Patent System Costly and Unnecessary, Article Says
July 1, 2021
Awareness about the importance of R&D has never been higher thanks to the pandemic and the rapid development of vaccines. Government’s role in supporting research and incentivizing development is largely unquestioned, but an article on the American Institute for Economic Research site questions the need for the patent system, the main way those incentives are provided. It observes that biological innovations in the 19th century were like pharmaceutical drugs today: costly to develop and cheap to copy.

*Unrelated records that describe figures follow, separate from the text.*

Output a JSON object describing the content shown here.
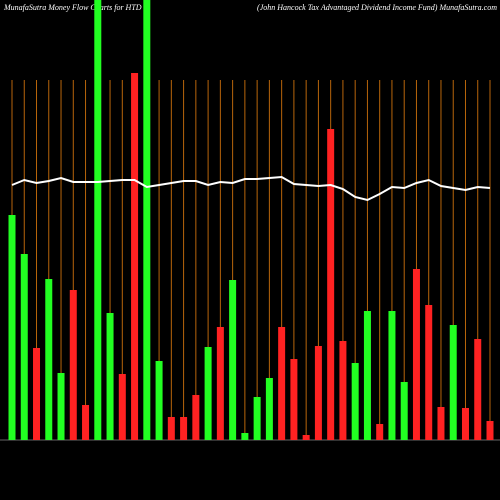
{
  "chart_data": {
    "type": "bar",
    "title": "MunafaSutra  Money Flow  Charts for HTD",
    "subtitle": "(John  Hancock Tax Advantaged Dividend Income   Fund) MunafaSutra.com",
    "ylim": [
      0,
      440
    ],
    "grid": true,
    "grid_color": "#b8650b",
    "bar_colors": [
      "#22ff22",
      "#22ff22",
      "#ff2222",
      "#22ff22",
      "#22ff22",
      "#ff2222",
      "#ff2222",
      "#22ff22",
      "#22ff22",
      "#ff2222",
      "#ff2222",
      "#22ff22",
      "#22ff22",
      "#ff2222",
      "#ff2222",
      "#ff2222",
      "#22ff22",
      "#ff2222",
      "#22ff22",
      "#22ff22",
      "#22ff22",
      "#22ff22",
      "#ff2222",
      "#ff2222",
      "#ff2222",
      "#ff2222",
      "#ff2222",
      "#ff2222",
      "#22ff22",
      "#22ff22",
      "#ff2222",
      "#22ff22",
      "#22ff22",
      "#ff2222",
      "#ff2222",
      "#ff2222",
      "#22ff22",
      "#ff2222",
      "#ff2222",
      "#ff2222"
    ],
    "values": [
      225,
      186,
      92,
      161,
      67,
      150,
      35,
      440,
      127,
      66,
      367,
      440,
      79,
      23,
      23,
      45,
      93,
      113,
      160,
      7,
      43,
      62,
      113,
      81,
      5,
      94,
      311,
      99,
      77,
      129,
      16,
      129,
      58,
      171,
      135,
      33,
      115,
      32,
      101,
      19
    ],
    "line_color": "#ffffff",
    "line_values": [
      255,
      260,
      257,
      259,
      262,
      258,
      258,
      258,
      259,
      260,
      260,
      253,
      255,
      257,
      259,
      259,
      255,
      258,
      257,
      261,
      261,
      262,
      263,
      256,
      255,
      254,
      255,
      251,
      243,
      240,
      246,
      253,
      252,
      257,
      260,
      254,
      252,
      250,
      253,
      252
    ]
  }
}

A case in point was the many new varieties of cotton seeds introduced in the antebellum South that caused a four-fold increase in cotton production. The seeds were developed with little use of the patent system in existence at that time. Initial high prices for those seeds collapsed as people replicated them, but contrary to patent proponents’ theory, innovation didn’t stop, it accelerated. The discoverers of new varieties peddled them at a high price. By determining the initial quantity to be released on the market they controlled the price to an extent that rewarded their R&D. Once the first seeds were sold and the price dropped, they still maintained profits via reputation and by bundling their seeds with other commercial endeavors — selling fertilizers or publishing farm journals — to increase profitability. Anyone who wanted to compete had to copy the entire bundle, which raised copying costs. The journal compares this process to innovations in food and drugs today and asks whether the regulatory costs of the patent system are necessary for innovation. Those costs may even deter innovation, it concludes.